The second session had papers by Lynn Mather of the Baldy Center for Law & Social Policy at Buffalo, NY. She discussed tobacco litigation in the US and the UK. After a poor start in the US, lawyers, both public (states' attorneys general) and private (personal injury plaintiffs lawyers), are beginning to make headway against "Big Tobacco". There are all kinds of economic incentives for lawyers to pursue these cases. Also states have clout in forcing tobacco companies to the bargainning and settlement table. In the UK--both England and Scotland--it's been the opposite. The two key cases collapsed. The English case, led by Martyn Day, was fought by the tobacco companies at the stage of whether the plaintiffs should receive state funding (legal aid) to pursue their claims. The defendants were successful in killing off the litigation at this stage, compelling the plaintiffs from filing a new suit for ten years.
In Scotland the court took the view that the plaintiff was at fault, despite the evidence to show that "Big Tobacco" modified cigarettes over the years to deliver varying amounts of nicotine to sustain addiction. These two cases have effectively stifled any further litigation in this matter.
It is also clear that in the UK there is not a well-developed plaintiffs' bar as in the US. There is not the same incentive as provided by contingency fees in the US. Nor, as in the US, is there an accepted practice of courts imposing punitive damages. The paper raised a huge number of questions about legal culture, the legal professions, the use of ADR, and more.
Joe Little of the University of Florida Law School talked about the different approaches courts take to lawyer immunity from negligence claims. There are various claims made as to why lawyers should enjoy such immunity. Usually it applies only to advocates, so a business transaction lawyer can by sued. One rationale is that lawyers owe a duty to the court which overrides the duty to the client. This has met with varying success in the US, UK, New Zealand, and Australia.
Within the US it is losing ground as clients challenge more. In the UK it has after an extremely slow start now turned around with lawyers receiving less and less protection from the courts. New Zealand, too, has abandoned the protection of lawyers from their clients' wrath. By contrast, Australia has turned its face against this trend and is reinforcing lawyer immunity, which they did in late 2005. Whither lawyer immunity? Who knows?
There will be more from the SLSA meeting as it progresses.
The first was presented by speakers from the Queensland Law Society in Australia (Malcom Hinton and Sharon Burke). They described how the federal structure of Australia was trying to create a national legal profession across the six states and territories. In this respect Australia is similar to the US where the states regulate the bar. And because it is the states' jurisdiction, the federal government can't impose a national structure on them. It has to be a coordinated approach between and among states and the federal government. While it's coordinated, the timing between states has introduced lags with some states far ahead of others, especially New South Wales, Victoria, and Queensland, which are the biggest states and have the most lawyers.

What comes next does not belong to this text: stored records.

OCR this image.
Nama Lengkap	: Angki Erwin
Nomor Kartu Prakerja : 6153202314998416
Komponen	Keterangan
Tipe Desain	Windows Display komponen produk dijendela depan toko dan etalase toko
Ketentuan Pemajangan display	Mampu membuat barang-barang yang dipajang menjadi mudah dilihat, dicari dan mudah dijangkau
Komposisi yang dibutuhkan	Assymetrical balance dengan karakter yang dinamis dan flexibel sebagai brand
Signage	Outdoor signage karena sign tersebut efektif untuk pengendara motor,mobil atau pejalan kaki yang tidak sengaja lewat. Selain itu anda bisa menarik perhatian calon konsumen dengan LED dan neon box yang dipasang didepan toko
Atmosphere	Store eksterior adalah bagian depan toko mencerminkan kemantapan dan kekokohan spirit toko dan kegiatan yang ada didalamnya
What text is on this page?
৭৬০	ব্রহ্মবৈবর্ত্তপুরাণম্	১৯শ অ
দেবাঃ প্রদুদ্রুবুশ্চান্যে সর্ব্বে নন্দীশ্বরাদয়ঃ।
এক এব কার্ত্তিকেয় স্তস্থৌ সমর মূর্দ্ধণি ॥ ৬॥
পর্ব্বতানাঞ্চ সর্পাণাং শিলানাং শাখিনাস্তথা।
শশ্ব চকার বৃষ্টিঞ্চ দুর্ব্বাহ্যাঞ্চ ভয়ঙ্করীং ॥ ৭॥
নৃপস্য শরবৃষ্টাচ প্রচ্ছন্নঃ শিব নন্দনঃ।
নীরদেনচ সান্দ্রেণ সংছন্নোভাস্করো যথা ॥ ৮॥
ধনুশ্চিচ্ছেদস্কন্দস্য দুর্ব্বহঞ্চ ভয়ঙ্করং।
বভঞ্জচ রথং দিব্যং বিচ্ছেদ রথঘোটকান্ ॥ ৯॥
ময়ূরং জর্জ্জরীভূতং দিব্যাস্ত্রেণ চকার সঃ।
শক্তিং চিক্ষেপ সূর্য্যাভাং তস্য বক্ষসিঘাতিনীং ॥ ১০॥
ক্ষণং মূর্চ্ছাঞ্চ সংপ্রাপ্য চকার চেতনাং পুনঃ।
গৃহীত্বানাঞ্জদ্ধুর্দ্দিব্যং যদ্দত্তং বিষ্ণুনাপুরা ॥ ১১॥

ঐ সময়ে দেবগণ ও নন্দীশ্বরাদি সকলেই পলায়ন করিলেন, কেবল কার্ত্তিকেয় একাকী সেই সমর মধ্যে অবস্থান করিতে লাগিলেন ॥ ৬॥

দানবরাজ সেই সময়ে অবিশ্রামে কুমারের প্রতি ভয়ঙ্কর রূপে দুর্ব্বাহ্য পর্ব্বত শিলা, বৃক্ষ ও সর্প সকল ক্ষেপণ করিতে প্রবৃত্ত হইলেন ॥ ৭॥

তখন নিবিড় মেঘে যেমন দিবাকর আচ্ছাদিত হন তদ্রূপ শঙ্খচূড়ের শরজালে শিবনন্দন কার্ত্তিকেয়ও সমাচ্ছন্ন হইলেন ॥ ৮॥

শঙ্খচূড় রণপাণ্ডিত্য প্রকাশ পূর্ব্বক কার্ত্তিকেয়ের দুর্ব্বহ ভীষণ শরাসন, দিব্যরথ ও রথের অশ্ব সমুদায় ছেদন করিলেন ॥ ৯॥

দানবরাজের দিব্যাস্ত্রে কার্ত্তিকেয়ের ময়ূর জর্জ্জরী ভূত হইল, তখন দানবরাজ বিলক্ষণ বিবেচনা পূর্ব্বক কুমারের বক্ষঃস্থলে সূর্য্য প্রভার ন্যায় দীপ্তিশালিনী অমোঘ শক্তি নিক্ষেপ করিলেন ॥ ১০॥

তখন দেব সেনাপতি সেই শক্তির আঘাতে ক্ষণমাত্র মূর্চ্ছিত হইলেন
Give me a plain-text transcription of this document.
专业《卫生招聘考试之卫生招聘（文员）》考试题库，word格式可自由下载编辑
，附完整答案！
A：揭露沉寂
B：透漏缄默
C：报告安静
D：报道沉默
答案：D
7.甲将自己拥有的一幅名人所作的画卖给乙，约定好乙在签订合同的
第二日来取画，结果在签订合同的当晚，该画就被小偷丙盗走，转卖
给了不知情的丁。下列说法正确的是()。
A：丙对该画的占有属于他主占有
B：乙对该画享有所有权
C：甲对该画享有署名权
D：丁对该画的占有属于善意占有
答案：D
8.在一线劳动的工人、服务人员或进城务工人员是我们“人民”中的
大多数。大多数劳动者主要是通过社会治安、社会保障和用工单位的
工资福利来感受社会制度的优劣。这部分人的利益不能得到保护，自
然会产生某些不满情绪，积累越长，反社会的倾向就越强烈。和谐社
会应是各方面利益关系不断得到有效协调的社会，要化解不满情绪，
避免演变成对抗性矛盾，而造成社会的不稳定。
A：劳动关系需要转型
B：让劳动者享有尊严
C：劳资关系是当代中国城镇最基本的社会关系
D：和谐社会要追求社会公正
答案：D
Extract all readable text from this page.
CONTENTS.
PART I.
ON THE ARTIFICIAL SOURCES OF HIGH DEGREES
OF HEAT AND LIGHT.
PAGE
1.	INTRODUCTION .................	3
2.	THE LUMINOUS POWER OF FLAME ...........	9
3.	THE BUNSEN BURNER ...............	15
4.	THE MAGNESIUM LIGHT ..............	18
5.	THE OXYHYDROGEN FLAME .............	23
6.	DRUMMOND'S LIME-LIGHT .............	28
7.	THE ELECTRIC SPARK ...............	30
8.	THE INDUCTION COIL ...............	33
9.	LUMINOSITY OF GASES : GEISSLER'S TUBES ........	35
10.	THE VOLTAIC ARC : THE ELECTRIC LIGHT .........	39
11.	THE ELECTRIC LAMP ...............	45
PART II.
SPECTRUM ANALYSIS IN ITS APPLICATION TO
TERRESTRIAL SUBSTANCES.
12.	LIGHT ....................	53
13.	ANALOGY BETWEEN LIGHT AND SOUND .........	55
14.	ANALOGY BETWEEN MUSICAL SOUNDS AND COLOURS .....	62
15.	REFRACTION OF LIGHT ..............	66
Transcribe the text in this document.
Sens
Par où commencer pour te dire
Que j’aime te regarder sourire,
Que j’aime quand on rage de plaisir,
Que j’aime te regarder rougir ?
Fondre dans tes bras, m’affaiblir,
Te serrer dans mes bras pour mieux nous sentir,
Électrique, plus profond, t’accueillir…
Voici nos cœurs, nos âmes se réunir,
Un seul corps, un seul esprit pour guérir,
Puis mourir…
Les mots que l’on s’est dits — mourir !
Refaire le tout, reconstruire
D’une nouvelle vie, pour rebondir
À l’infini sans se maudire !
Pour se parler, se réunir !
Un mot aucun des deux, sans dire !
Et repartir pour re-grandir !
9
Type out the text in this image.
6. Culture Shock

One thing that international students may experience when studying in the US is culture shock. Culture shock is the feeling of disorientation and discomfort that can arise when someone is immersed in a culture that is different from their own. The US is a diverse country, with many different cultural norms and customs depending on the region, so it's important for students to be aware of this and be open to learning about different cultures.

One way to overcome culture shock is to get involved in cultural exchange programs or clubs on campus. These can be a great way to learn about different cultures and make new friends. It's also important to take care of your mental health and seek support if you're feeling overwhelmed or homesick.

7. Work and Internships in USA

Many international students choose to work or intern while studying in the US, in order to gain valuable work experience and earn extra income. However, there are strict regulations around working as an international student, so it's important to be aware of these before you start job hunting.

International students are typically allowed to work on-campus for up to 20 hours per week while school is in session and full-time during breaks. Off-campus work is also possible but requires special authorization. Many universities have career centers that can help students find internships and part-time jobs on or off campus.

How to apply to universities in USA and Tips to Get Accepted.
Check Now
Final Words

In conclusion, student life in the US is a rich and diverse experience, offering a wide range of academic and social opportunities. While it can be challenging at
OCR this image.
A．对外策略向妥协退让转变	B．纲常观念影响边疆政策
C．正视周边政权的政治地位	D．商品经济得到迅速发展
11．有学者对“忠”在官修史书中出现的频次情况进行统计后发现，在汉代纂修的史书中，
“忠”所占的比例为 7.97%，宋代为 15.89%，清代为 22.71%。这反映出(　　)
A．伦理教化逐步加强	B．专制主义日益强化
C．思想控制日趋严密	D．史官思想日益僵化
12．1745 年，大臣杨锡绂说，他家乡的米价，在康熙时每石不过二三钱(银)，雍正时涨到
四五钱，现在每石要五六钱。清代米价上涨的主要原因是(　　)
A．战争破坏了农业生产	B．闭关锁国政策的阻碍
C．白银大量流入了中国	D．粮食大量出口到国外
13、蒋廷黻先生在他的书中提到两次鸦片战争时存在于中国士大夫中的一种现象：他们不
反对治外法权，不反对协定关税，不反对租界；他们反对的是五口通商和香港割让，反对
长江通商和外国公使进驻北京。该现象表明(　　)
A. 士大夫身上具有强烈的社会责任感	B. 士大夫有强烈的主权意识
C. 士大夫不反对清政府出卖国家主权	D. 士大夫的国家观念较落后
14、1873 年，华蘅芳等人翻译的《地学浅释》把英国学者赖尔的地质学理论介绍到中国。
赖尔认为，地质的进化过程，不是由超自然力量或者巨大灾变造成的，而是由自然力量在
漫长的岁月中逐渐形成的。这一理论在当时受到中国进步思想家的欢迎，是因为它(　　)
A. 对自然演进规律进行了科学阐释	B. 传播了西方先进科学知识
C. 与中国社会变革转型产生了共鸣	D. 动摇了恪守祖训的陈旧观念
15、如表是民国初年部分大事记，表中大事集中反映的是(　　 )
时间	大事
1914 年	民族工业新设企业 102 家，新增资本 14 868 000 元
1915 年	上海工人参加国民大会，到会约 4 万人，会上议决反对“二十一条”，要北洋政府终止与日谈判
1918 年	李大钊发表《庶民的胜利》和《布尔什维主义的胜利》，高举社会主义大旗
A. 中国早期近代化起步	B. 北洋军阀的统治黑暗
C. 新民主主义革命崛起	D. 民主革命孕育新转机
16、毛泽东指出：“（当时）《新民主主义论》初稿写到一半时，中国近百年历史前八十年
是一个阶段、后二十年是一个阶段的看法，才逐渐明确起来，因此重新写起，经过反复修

The impetus for this appears to have come from consumer resentment at poor delivery of legal services. So much of the new regulatory structure focuses on consumer impact rather than professional misconduct as perceived by fellow professionals. This of course puts professionalism--as arcane knowledge implemented and evaluated by similarly skilled individuals--under the spotlight and says professionalism needn't be so impenetrable after all.
What is peculiar is that unlike the US where one qualifies as an attorney, Australia has in some states the same divisions that the UK does between barristers (advocates) and solicitors (transaction lawyers). But in moving from a state-based structure to a national one, they are not removing these largely redundant distinctions and introducing a single legal profession. On the contrary, the divisions will be reinforced in legislation. Some cultural hangovers are hard to understand.
The second session had papers by Lynn Mather of the Baldy Center for Law & Social Policy at Buffalo, NY. She discussed tobacco litigation in the US and the UK. After a poor start in the US, lawyers, both public (states' attorneys general) and private (personal injury plaintiffs lawyers), are beginning to make headway against "Big Tobacco". There are all kinds of economic incentives for lawyers to pursue these cases. Also states have clout in forcing tobacco companies to the bargainning and settlement table. In the UK--both England and Scotland--it's been the opposite. The two key cases collapsed. The English case, led by Martyn Day, was fought by the tobacco companies at the stage of whether the plaintiffs should receive state funding (legal aid) to pursue their claims. The defendants were successful in killing off the litigation at this stage, compelling the plaintiffs from filing a new suit for ten years.
In Scotland the court took the view that the plaintiff was at fault, despite the evidence to show that "Big Tobacco" modified cigarettes over the years to deliver varying amounts of nicotine to sustain addiction. These two cases have effectively stifled any further litigation in this matter.
It is also clear that in the UK there is not a well-developed plaintiffs' bar as in the US. There is not the same incentive as provided by contingency fees in the US. Nor, as in the US, is there an accepted practice of courts imposing punitive damages. The paper raised a huge number of questions about legal culture, the legal professions, the use of ADR, and more.
Joe Little of the University of Florida Law School talked about the different approaches courts take to lawyer immunity from negligence claims. There are various claims made as to why lawyers should enjoy such immunity. Usually it applies only to advocates, so a business transaction lawyer can by sued. One rationale is that lawyers owe a duty to the court which overrides the duty to the client. This has met with varying success in the US, UK, New Zealand, and Australia.
Within the US it is losing ground as clients challenge more. In the UK it has after an extremely slow start now turned around with lawyers receiving less and less protection from the courts. New Zealand, too, has abandoned the protection of lawyers from their clients' wrath. By contrast, Australia has turned its face against this trend and is reinforcing lawyer immunity, which they did in late 2005. Whither lawyer immunity? Who knows?
There will be more from the SLSA meeting as it progresses.